4 Reasons Toddlers Are Actually Tiny Terrorists

Some days, parenting is a breeze. My two-year-old son is in a great mood, eating whatever I put in front of him, not destroying everything in his path, and actually listening when I tell him to do (or not do) something.

Those days come around about once a year.

On the other 364 days, however, I have a normal two-year-old. Drinks get spilled, toys get broken, and tantrums are thrown over incredibly minor things.

Whenever I’m having a particularly hard time surviving Hurricane Jayden, I sometimes refer to him as “the tiny terrorist” when talking to other adults about my day (god forbid he ever catches and repeats that one!).

Here’s why toddlers are actually tiny terrorists:

1. Negotiating with them is a bad idea.

You’re the parent. They’re the child. I’m not saying you should ignore their feelings, or that they aren’t entitled to their own pint-sized opinion. But either what you say goes, or they’ll walk all over you. Rules, especially the ones that keep them safe, should always be non-negotiable.

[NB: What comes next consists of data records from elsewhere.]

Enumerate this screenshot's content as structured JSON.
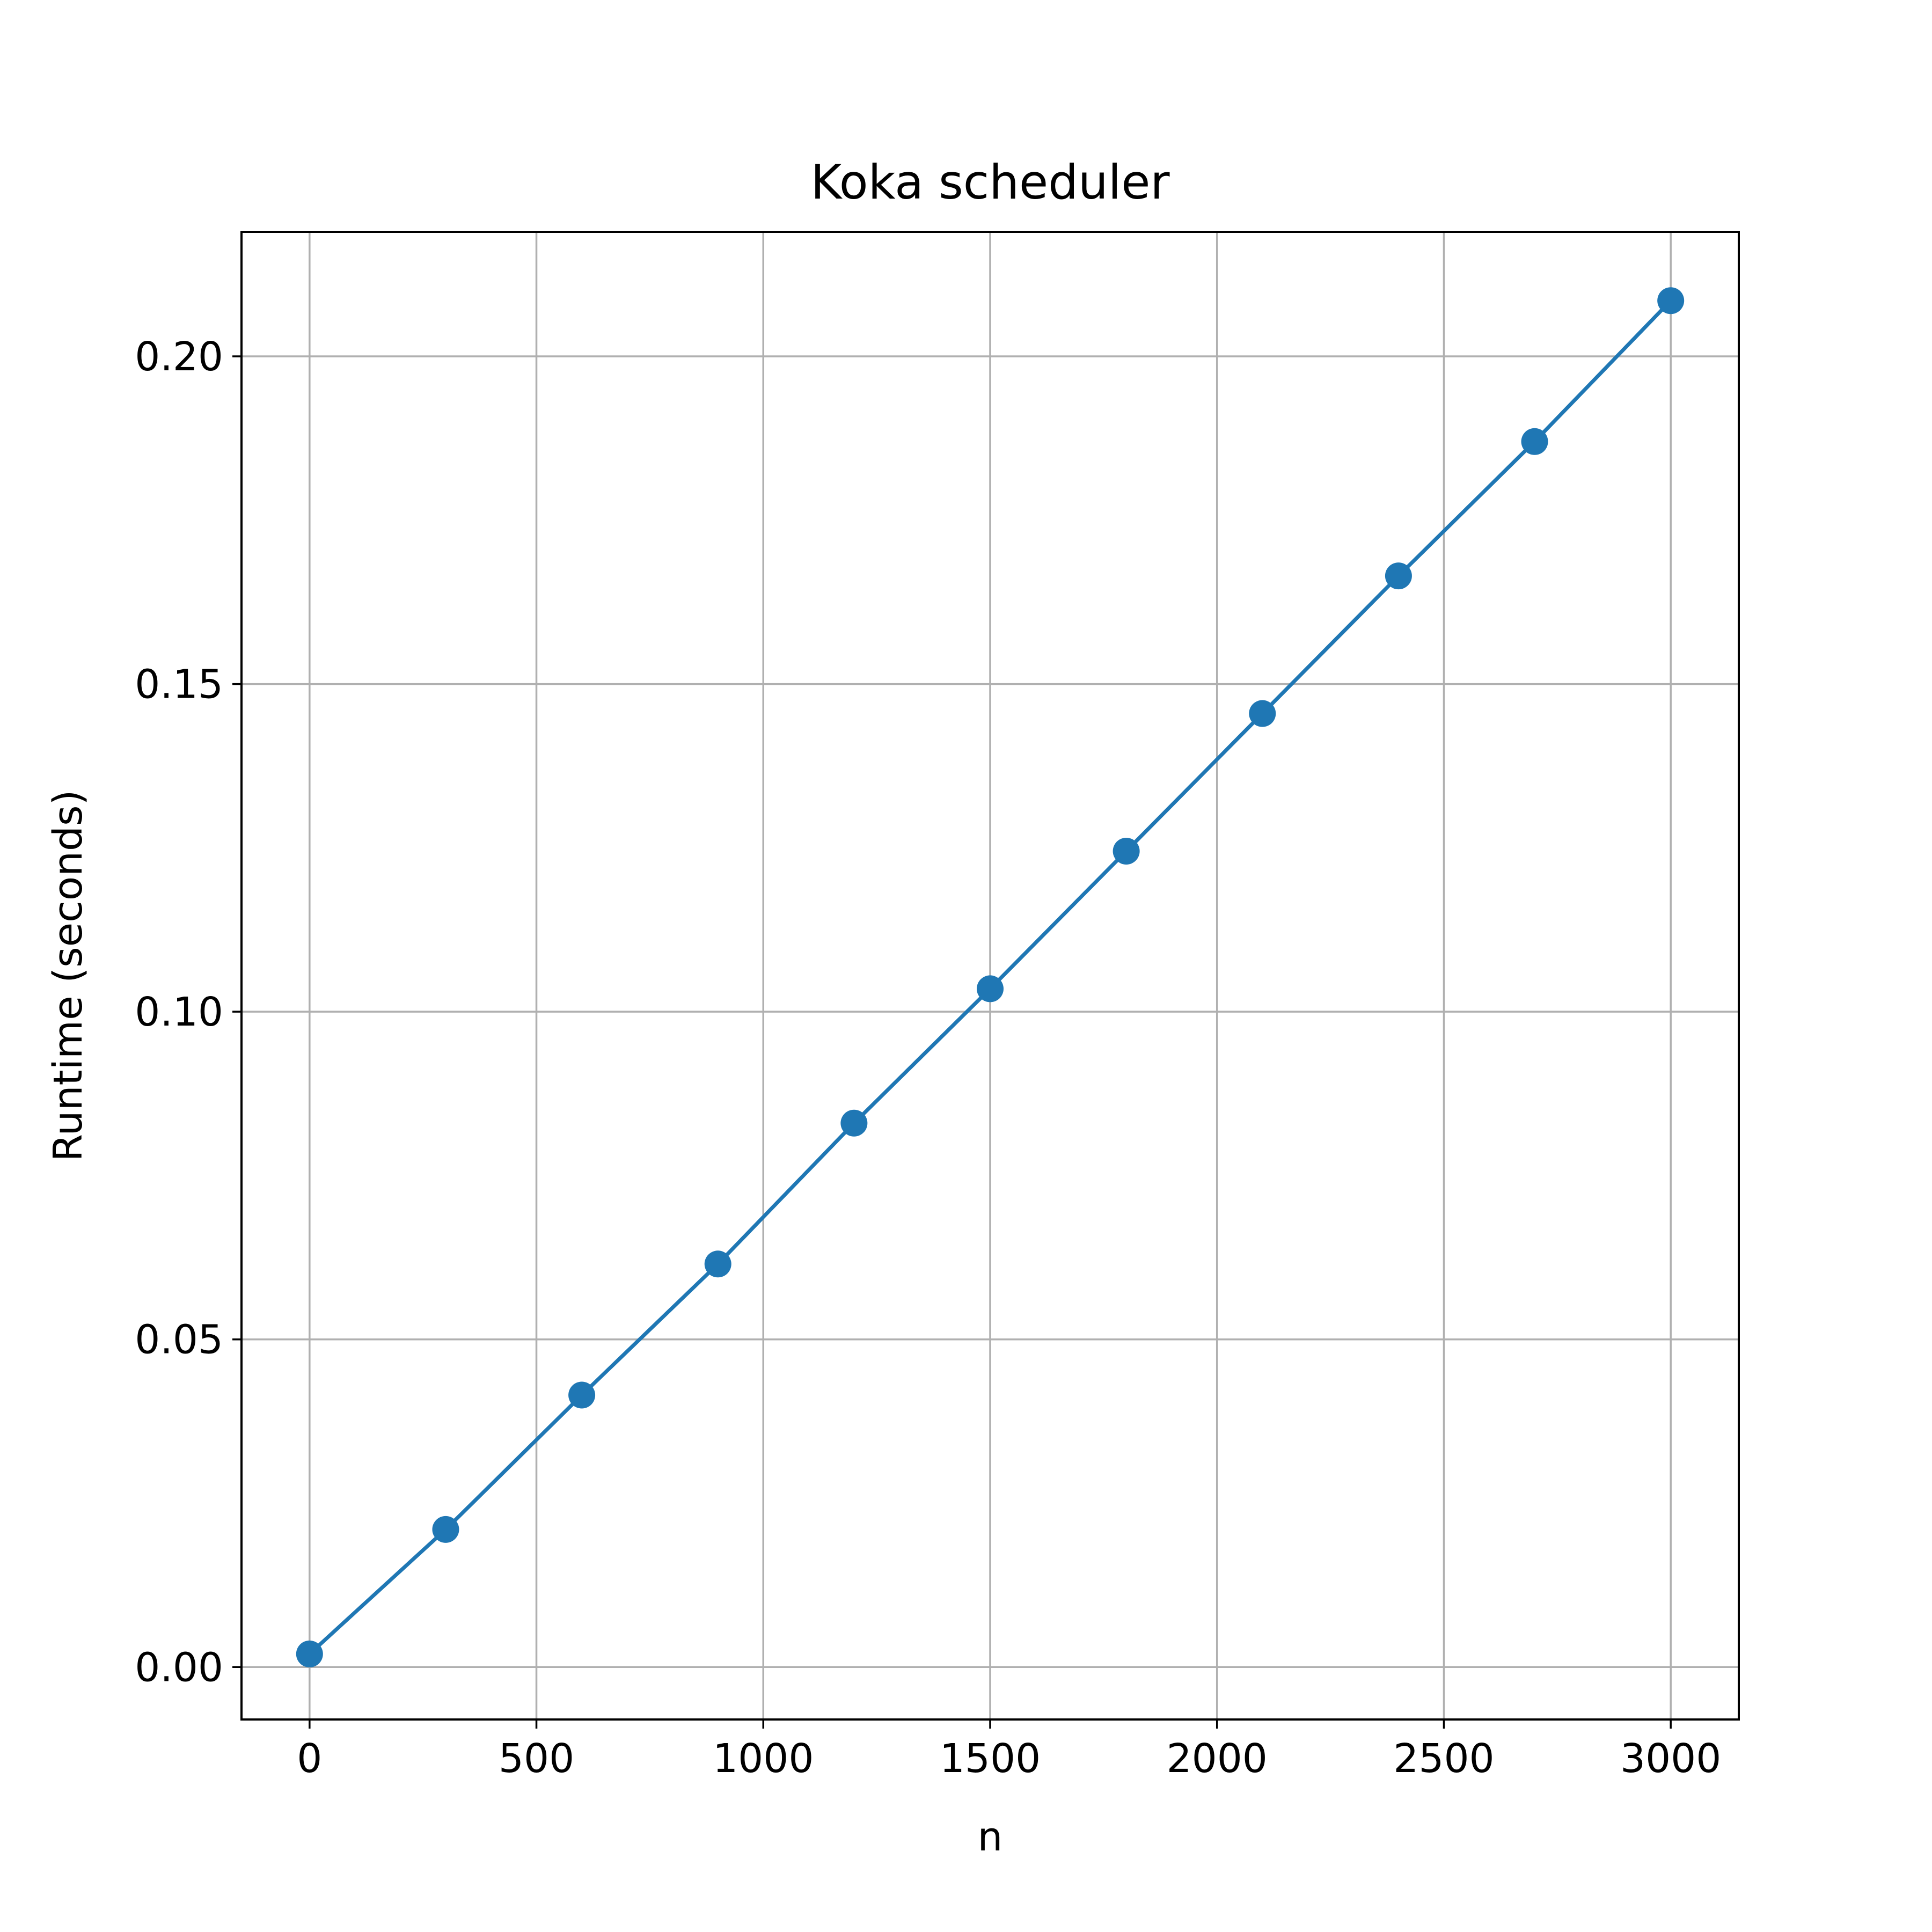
{
  "chart_data": {
    "type": "line",
    "title": "Koka scheduler",
    "xlabel": "n",
    "ylabel": "Runtime (seconds)",
    "xlim": [
      -150,
      3150
    ],
    "ylim": [
      -0.008,
      0.219
    ],
    "xticks": [
      0,
      500,
      1000,
      1500,
      2000,
      2500,
      3000
    ],
    "xtick_labels": [
      "0",
      "500",
      "1000",
      "1500",
      "2000",
      "2500",
      "3000"
    ],
    "yticks": [
      0.0,
      0.05,
      0.1,
      0.15,
      0.2
    ],
    "ytick_labels": [
      "0.00",
      "0.05",
      "0.10",
      "0.15",
      "0.20"
    ],
    "grid": true,
    "legend": "none",
    "series": [
      {
        "color": "#1f77b4",
        "marker": "circle",
        "x": [
          0,
          300,
          600,
          900,
          1200,
          1500,
          1800,
          2100,
          2400,
          2700,
          3000
        ],
        "y": [
          0.002,
          0.021,
          0.0415,
          0.0615,
          0.083,
          0.1035,
          0.1245,
          0.1455,
          0.1665,
          0.187,
          0.2085
        ]
      }
    ]
  }
}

2. When you disagree with them, they start destroying stuff.

Hell hath no fury like a two-year-old told “no.” What do you mean, I can’t put the slobbery, chewed up dog toy in my mouth, mommy? Fine, I’ll just throw it at something valuable then.

3. You never know when they’re going to attack.

Remember the mood swings you had when you were pregnant? Those are nothing compared to the mood swings of a cranky toddler who decided it would be a good idea to skip his afternoon nap. Even the well-rested ones are wildly unpredictable, let’s be honest.

4. They make terrible flying companions.

Alright, I know not everyone appreciates my humor. If you’re the easily offended type, you might as well leave now. But seriously, have you ever flown with a two-year-old? Total chaos. If confined to their seat, they’ll scream, but if you let them down, they’ll be running down the aisles and stealing strangers’ snacks in no time.

Maybe if you’re lucky, they’ll snag you an airplane bottle of vodka from the flight attendant’s cart.